Ignoring the Sikh, they photographed a culture shock with which they fell in love, because they say that India either horrifies you or makes you fall in love. "We had a reflex camera of my husband's father, who weighed an awful lot and was seen by Indian children from miles away. Buying reels there was almost impossible and every time we stopped in a big city, New Delhi For example, we ran out of stock!”

After that came many other trips, however they never forget India. Possibly in their 25 years of marriage they will return, although surely (they say), they will leave the mobile at home.

Hitchhiking nowadays? Impossible?

Hitchhiking today? Impossible!

ROAD AND BLANKET

Our parents did not travel every Weekend to make an escapade, that was for the rich. Everything was reduced to once a year, at Christmas , to holy Week or to summer . “The time when the big newspapers opened their August editions with the Gran Vía or the Castellana empty is over. In Paris, cars were not charged for parking in August because it was not profitable, there was nobody there!”, Frank Babinger, geographer and professor of Tourism at the Faculty of Commerce and Tourism of the UCM, tells Traveler.es.

Of the eternal days of Sun and beach , and of the summer afternoons in the village picnic areas , we have started looking for extraordinary experiences, trips (sometimes exhausting), hiking trails, sustainable tourism , etc. Because one of the big differences between our parents and us is that we we don't want to be tourists , we want to go unnoticed and we are not satisfied with spending a weekend, but we choose to stay for months, even years.

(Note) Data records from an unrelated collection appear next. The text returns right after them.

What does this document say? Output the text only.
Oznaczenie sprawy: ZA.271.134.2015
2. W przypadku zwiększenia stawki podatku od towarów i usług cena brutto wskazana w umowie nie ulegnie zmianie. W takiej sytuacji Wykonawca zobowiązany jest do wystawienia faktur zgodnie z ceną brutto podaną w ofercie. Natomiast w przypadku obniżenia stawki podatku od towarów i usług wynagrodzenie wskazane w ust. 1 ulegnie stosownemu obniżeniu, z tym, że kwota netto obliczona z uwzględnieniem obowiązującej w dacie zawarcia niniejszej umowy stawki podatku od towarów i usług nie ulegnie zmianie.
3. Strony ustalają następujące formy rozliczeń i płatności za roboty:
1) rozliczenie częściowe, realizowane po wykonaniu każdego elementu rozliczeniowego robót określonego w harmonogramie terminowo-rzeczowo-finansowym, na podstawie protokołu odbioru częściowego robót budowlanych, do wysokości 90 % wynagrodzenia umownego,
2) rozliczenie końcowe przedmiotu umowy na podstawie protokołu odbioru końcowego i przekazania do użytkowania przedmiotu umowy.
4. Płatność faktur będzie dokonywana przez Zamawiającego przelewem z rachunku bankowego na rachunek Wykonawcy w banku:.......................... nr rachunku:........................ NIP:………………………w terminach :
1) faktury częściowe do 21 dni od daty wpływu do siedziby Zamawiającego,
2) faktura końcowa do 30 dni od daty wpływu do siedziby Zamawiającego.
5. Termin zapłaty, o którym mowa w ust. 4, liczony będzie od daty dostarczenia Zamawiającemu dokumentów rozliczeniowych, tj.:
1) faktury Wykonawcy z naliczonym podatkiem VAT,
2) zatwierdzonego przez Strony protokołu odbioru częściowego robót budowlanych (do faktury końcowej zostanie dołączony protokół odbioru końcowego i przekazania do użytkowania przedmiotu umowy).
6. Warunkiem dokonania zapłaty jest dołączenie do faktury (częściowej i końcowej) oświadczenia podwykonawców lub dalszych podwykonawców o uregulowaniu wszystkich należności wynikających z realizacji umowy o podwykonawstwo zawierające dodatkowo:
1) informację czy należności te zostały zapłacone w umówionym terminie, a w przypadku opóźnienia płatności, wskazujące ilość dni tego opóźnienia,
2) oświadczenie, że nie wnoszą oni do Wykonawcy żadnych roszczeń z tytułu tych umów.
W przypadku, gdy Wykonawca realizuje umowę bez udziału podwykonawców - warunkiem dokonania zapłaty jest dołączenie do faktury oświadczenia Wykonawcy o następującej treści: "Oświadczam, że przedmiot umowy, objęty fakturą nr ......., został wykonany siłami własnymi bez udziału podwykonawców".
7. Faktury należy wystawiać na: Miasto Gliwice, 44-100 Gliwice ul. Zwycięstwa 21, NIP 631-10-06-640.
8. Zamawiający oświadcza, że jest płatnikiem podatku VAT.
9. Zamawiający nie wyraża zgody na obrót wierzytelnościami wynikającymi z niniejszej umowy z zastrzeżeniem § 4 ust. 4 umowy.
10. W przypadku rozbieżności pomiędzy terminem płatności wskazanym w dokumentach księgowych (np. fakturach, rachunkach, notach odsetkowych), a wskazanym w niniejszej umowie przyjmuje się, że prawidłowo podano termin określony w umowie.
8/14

"There was no airbnb and the like, although we did look at the balconies in search of apartments for rent in summer . People weren't looking to live like the locals, or even meet them: we weren't anthropologists, we were tourists," Frank details.

What about **hitchhiking**? Before it was common, today almost a suicide. Angels, painter and adventurer, had thus traveled the Canary Islands and Portugal. On the second trip, the car left them stranded and it was not surprising... "We were going to Estoril, a beach town in Portugal, four adults with two two-year-old boys, a nine-year-old girl, cribs, strollers, a boat for the beach, and all in one Seat 121. There our car broke down and we hitchhiked. We were stopped by a car racer who was with his mechanic and he fixed it for us, "he recalls.

All that innocence dissipated in the fall of '92 with the terrible crime of the Alcásser girls, since then hitchhiking began to be seen as a recklessness only suitable for american movies.

Where did you travel in the summer

Where did you travel in the summer?

And as I said Miguel Rios in the bus blues you lived on the road and at the pace of the day. The time of arrival did not matter, what mattered was the route because he traveled slowly .“We used to choose a destination for one or two weeks, and we would leave two or three days before, marking a route to go and another to return, to go along two different paths. That way we knew everything that was on the way”, say Ramón and María Cristina, the travelers from New Orleans.

On their journey from Galicia to Alicante, they stopped at the Valley of the Fallen, the dump , they spent the night there, continued until Alcala de Henares They went back to sleep and finally arrived in Alicante where they would spend 10 to 15 days. And around Jaén, Albacete, Segovia... trips to Spain They were like that, improvised. “As night approached, we saw the next town or city and with the Michelin Guide We chose a hotel, according to the quality and price, we arrived and to sleep! When we arrived at the destination, we moved by word of mouth, asking the neighbors," explains the Galician couple.

The trips were long, uncomfortable and back roads . These were the great beneficiaries, since they had a network of restaurants, cafeterias and picnic areas where they could stop for lunch, and how good those lunches tasted! chorizo ​​tortillas !

Blessed be those summers of watermelons and melons

Blessed are those summers of watermelons and melons!